Clintonvil­le shooting leaves 1st ’22 homicide

Columbus police worry that trend will continue

- Bethany Bruner

At first glance, the brick house on the corner of Indianola Avenue and Weber Road, across the street from Savor Growl beer and wine store, looked like every other home on the street in Columbus’ Clintonvil­le neighborho­od.

However, the back porch of one of the house’s four apartment units was the site Tuesday of the city’s first homicide in 2022. And Columbus police are concerned the new year will continue with the same deadly trends seen in 2020 and 2021.

Deputy Chief Tim Becker, who oversees homicide and felony assault detectives, said meetings are set to take place in the next few weeks to figure out how to use the manpower Columbus police have in the best ways possible.

“We expect there to be some hardships in 2022,” Becker said.

There has been a more than 90% increase in the number of homicides reported in the city in 2020 and 2021 over 2018 and 2019, Becker said, and there is nothing to show that a dramatic decrease is in the cards for 2022.

The homicide detective who is considered to be the primary investigat­or on a case, according to what is considered to be national best practice, should handle no more than four to six cases each year, Becker said. Every homicide detective who had been in the unit for the full calendar year 2021 handled more than that, he said.

“We can’t accept that this is an anomaly anymore,” he said. “We have to prepare for it to be normal. Sadly, we have to staff for 200 homicides now.”

The number of felonious assaults reported in 2021 was more than 1,480, also a dramatic increase over years past.

A class of more than three dozen officers will graduate from the James G. Jackson Columbus Police Academy on Jan. 14 to begin a year of probation, beginning with 15 weeks of field training. Three other classes will start at the academy in 2022, an effort by the city to replace officers, who are leaving the division through retirement and resignatio­ns at higher than normal rates.

But those officers will not hit the streets until after their graduation­s, leaving the division with fewer available officers than in years past.

Council member Emmanuel Remy, who is taking over as chair of the council’s Public Safety Committee following the retirement of Council member Mitchell Brown at the end of 2021, said he is looking forward to working with Public Safety Director Robert Clark and Police Chief Elaine Bryant to “identify more efficient ways of policing to better use the resources we already have.”

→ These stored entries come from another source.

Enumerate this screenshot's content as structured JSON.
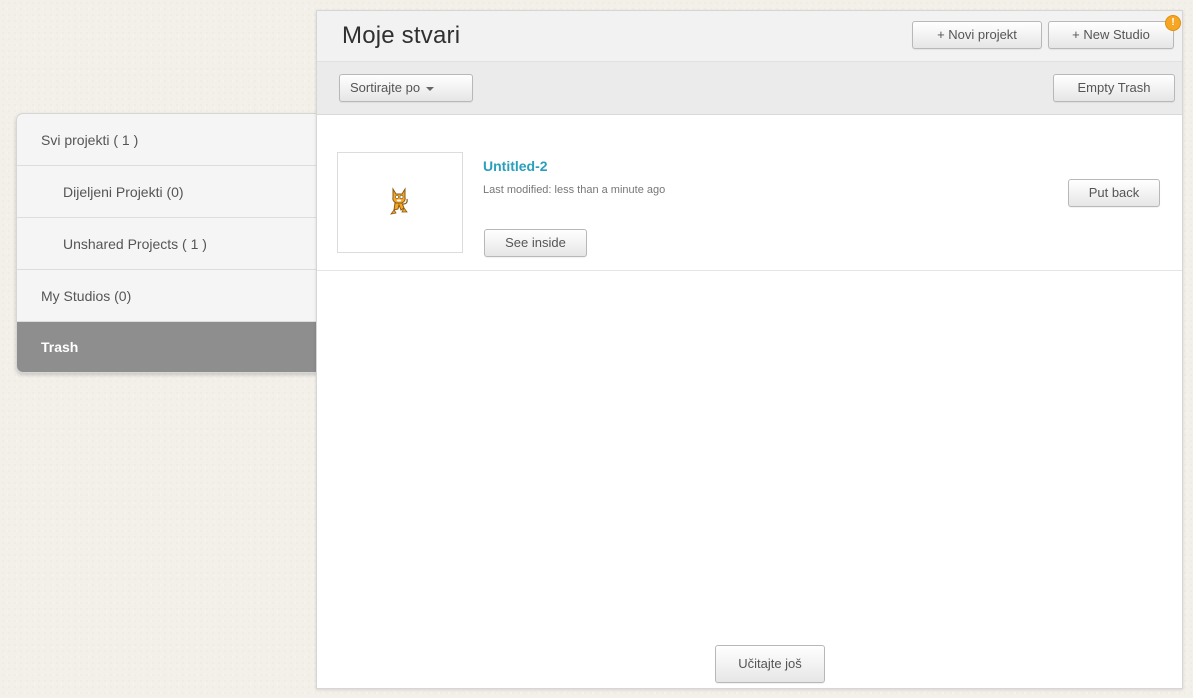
{
  "sidebar": {
    "items": [
      {
        "label": "Svi projekti ( 1 )"
      },
      {
        "label": "Dijeljeni Projekti (0)"
      },
      {
        "label": "Unshared Projects ( 1 )"
      },
      {
        "label": "My Studios (0)"
      },
      {
        "label": "Trash"
      }
    ]
  },
  "header": {
    "title": "Moje stvari",
    "new_project_label": "+ Novi projekt",
    "new_studio_label": "+ New Studio",
    "alert_badge": "!"
  },
  "toolbar": {
    "sort_label": "Sortirajte po",
    "empty_trash_label": "Empty Trash"
  },
  "projects": [
    {
      "title": "Untitled-2",
      "modified": "Last modified: less than a minute ago",
      "see_inside_label": "See inside",
      "put_back_label": "Put back",
      "thumbnail_icon": "scratch-cat-icon"
    }
  ],
  "footer": {
    "load_more_label": "Učitajte još"
  },
  "colors": {
    "accent_link": "#2a9fbc",
    "active_sidebar": "#8e8e8e",
    "alert_badge": "#f5a623"
  }
}
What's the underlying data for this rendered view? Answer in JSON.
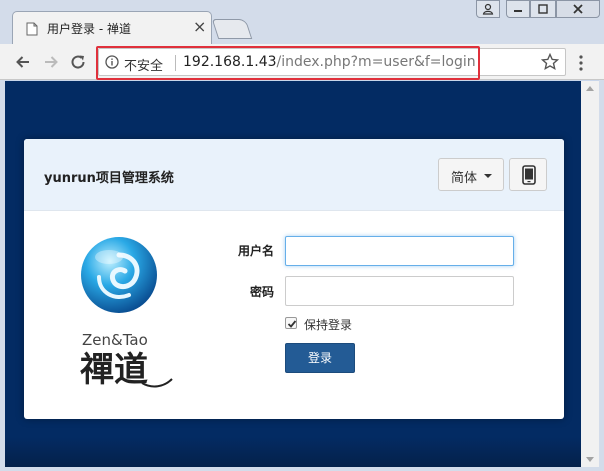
{
  "browser": {
    "tab_title": "用户登录 - 禅道",
    "tab_close": "×",
    "security_label": "不安全",
    "url_host": "192.168.1.43",
    "url_path": "/index.php?m=user&f=login",
    "accent_highlight": "#e0303b"
  },
  "header": {
    "title": "yunrun项目管理系统",
    "language_label": "简体"
  },
  "logo": {
    "brand_text": "Zen&Tao",
    "wordmark": "禪道"
  },
  "form": {
    "username_label": "用户名",
    "username_value": "",
    "password_label": "密码",
    "password_value": "",
    "remember_label": "保持登录",
    "remember_checked": true,
    "submit_label": "登录"
  },
  "colors": {
    "page_background": "#032b63",
    "header_background": "#e9f2fb",
    "primary_button": "#235b95"
  }
}
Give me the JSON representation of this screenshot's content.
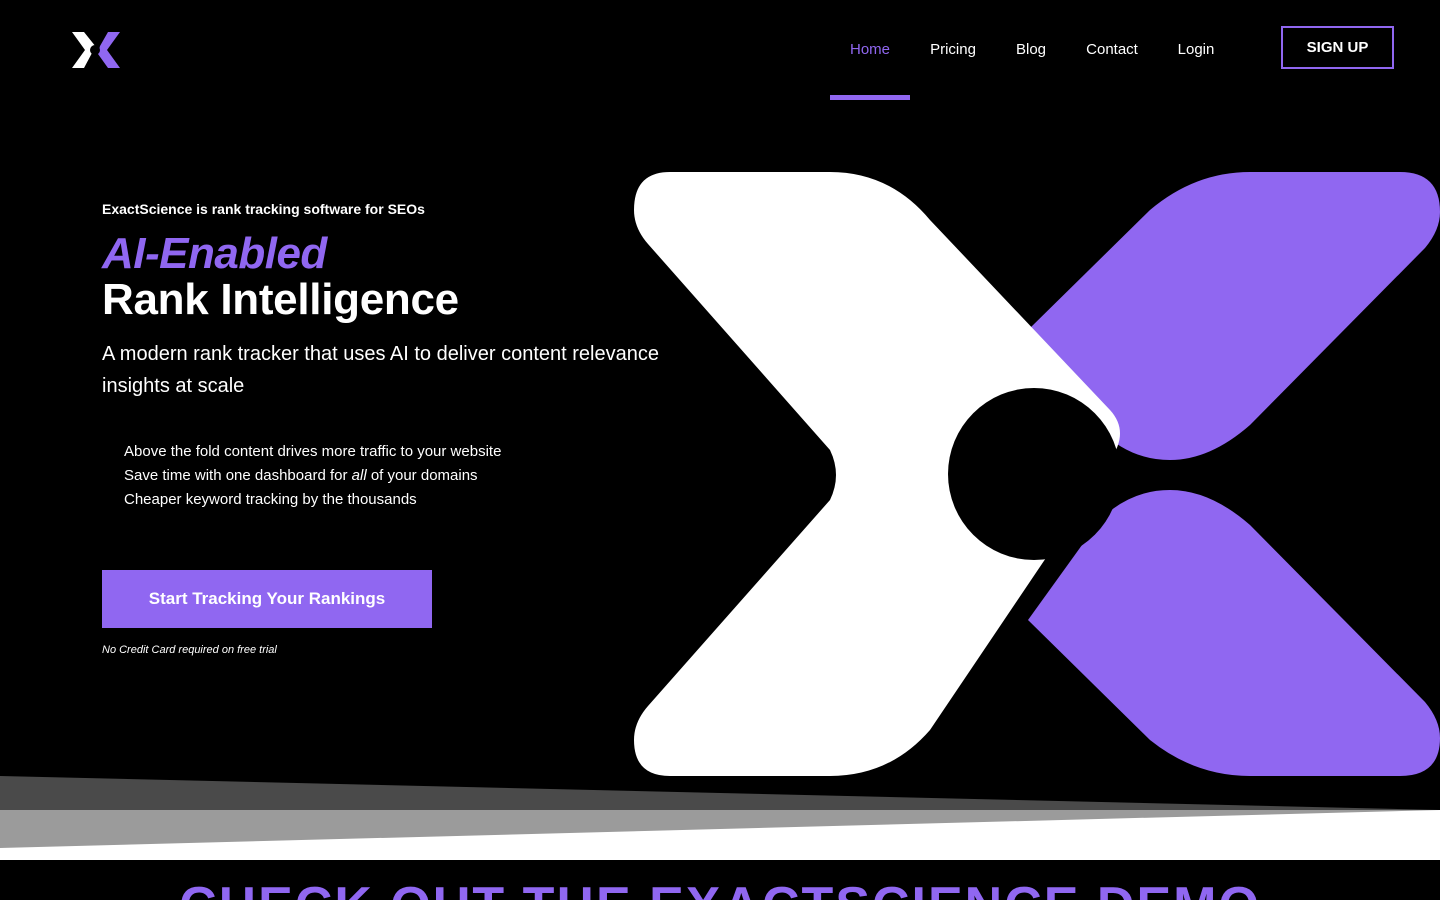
{
  "brand": {
    "accent_color": "#9067f1",
    "logo_icon": "x-logo-icon"
  },
  "nav": {
    "items": [
      {
        "label": "Home",
        "active": true
      },
      {
        "label": "Pricing",
        "active": false
      },
      {
        "label": "Blog",
        "active": false
      },
      {
        "label": "Contact",
        "active": false
      },
      {
        "label": "Login",
        "active": false
      }
    ],
    "signup_label": "SIGN UP"
  },
  "hero": {
    "tagline": "ExactScience is rank tracking software for SEOs",
    "headline_accent": "AI-Enabled",
    "headline_main": "Rank Intelligence",
    "subheadline": "A modern rank tracker that uses AI to deliver content relevance insights at scale",
    "benefits": [
      {
        "text": "Above the fold content drives more traffic to your website"
      },
      {
        "before": "Save time with one dashboard for ",
        "emphasis": "all",
        "after": " of your domains"
      },
      {
        "text": "Cheaper keyword tracking by the thousands"
      }
    ],
    "cta_label": "Start Tracking Your Rankings",
    "cta_note": "No Credit Card required on free trial"
  },
  "demo": {
    "heading": "CHECK OUT THE EXACTSCIENCE DEMO"
  }
}
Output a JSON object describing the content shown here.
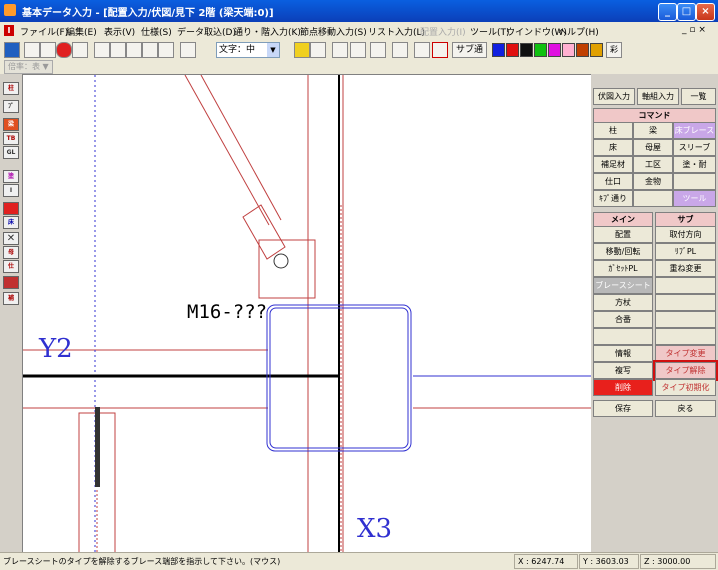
{
  "window": {
    "title": "基本データ入力 - [配置入力/伏図/見下 2階 (梁天端:0)]"
  },
  "menu": {
    "items": [
      "ファイル(F)",
      "編集(E)",
      "表示(V)",
      "仕様(S)",
      "データ取込(D)",
      "通り・階入力(K)",
      "節点移動入力(S)",
      "リスト入力(L)",
      "配置入力(I)",
      "ツール(T)",
      "ウインドウ(W)",
      "ヘルプ(H)"
    ]
  },
  "toolbar": {
    "font_label": "文字：中",
    "toggle_label": "サブ通",
    "zoom_label": "倍率：表"
  },
  "canvas": {
    "label_y2": "Y2",
    "label_x3": "X3",
    "label_member": "M16-???"
  },
  "sidebar": {
    "tabs": [
      "伏図入力",
      "軸組入力",
      "一覧"
    ],
    "command_header": "コマンド",
    "commands": [
      "柱",
      "梁",
      "床ブレース",
      "床",
      "母屋",
      "スリーブ",
      "補足材",
      "工区",
      "塗・耐",
      "仕口",
      "金物",
      "",
      "ｷﾌﾟ通り",
      "",
      "ツール"
    ],
    "main_header": "メイン",
    "sub_header": "サブ",
    "main_items": [
      "配置",
      "移動/回転",
      "ｶﾞｾｯﾄPL",
      "ブレースシート",
      "方杖",
      "合番",
      "",
      "情報",
      "複写",
      "削除"
    ],
    "sub_items": [
      "取付方向",
      "ﾘﾌﾞPL",
      "重ね変更",
      "",
      "",
      "",
      "",
      "タイプ変更",
      "タイプ解除",
      "タイプ初期化"
    ],
    "save_label": "保存",
    "back_label": "戻る"
  },
  "status": {
    "message": "ブレースシートのタイプを解除するブレース端部を指示して下さい。(マウス)",
    "x_coord": "X : 6247.74",
    "y_coord": "Y : 3603.03",
    "z_coord": "Z : 3000.00"
  },
  "colors": {
    "title_blue": "#0b3fb8",
    "grid_red": "#c04040",
    "brace_blue": "#3030d0",
    "delete_red": "#e8201c",
    "highlight_red": "#d01010"
  }
}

“I have full confidence in this new leadership and the millions that we have invested in the past year,” Remy said in a prepared statement. “We will continue to invest to stop this scourge of violence and provide whatever resources this chief needs to be successful. There is plenty of work ahead, and we are all committed to making safety the highest priority in 2022.”

Becker said police are hopeful that programmin­g through the city, community organizati­ons and nonprofit groups will help turn the tide, particular­ly with youth. A total of 51 young people – nearly a quarter of the city’s 204 homicide victims in 2021 – were 21 years old or younger.

“The longer it continues, the more desensitiz­ed the at-risk people will become,” Becker said of the deadly violence. “If you don’t have hope to have a productive life, it’s hard to break the cycle. And that’s a challenge that goes way beyond police.”

As police leadership tackle the issue of staffing, detectives are working to determine who was responsibl­e for Tuesday morning’s homicide.

The shooting was reported around 12:30 a.m. Tuesday on the 2900 block of Indianola Avenue in Clintonvil­le. The man, identified as 25-year-old Andrew Santiago, of North Linden, was pronounced dead at the scene by paramedics.

Detectives are still investigat­ing a potential motive, but said a man was seen running from the area after the shooting.

Santiago’s death is the city’s first homicide in 2022.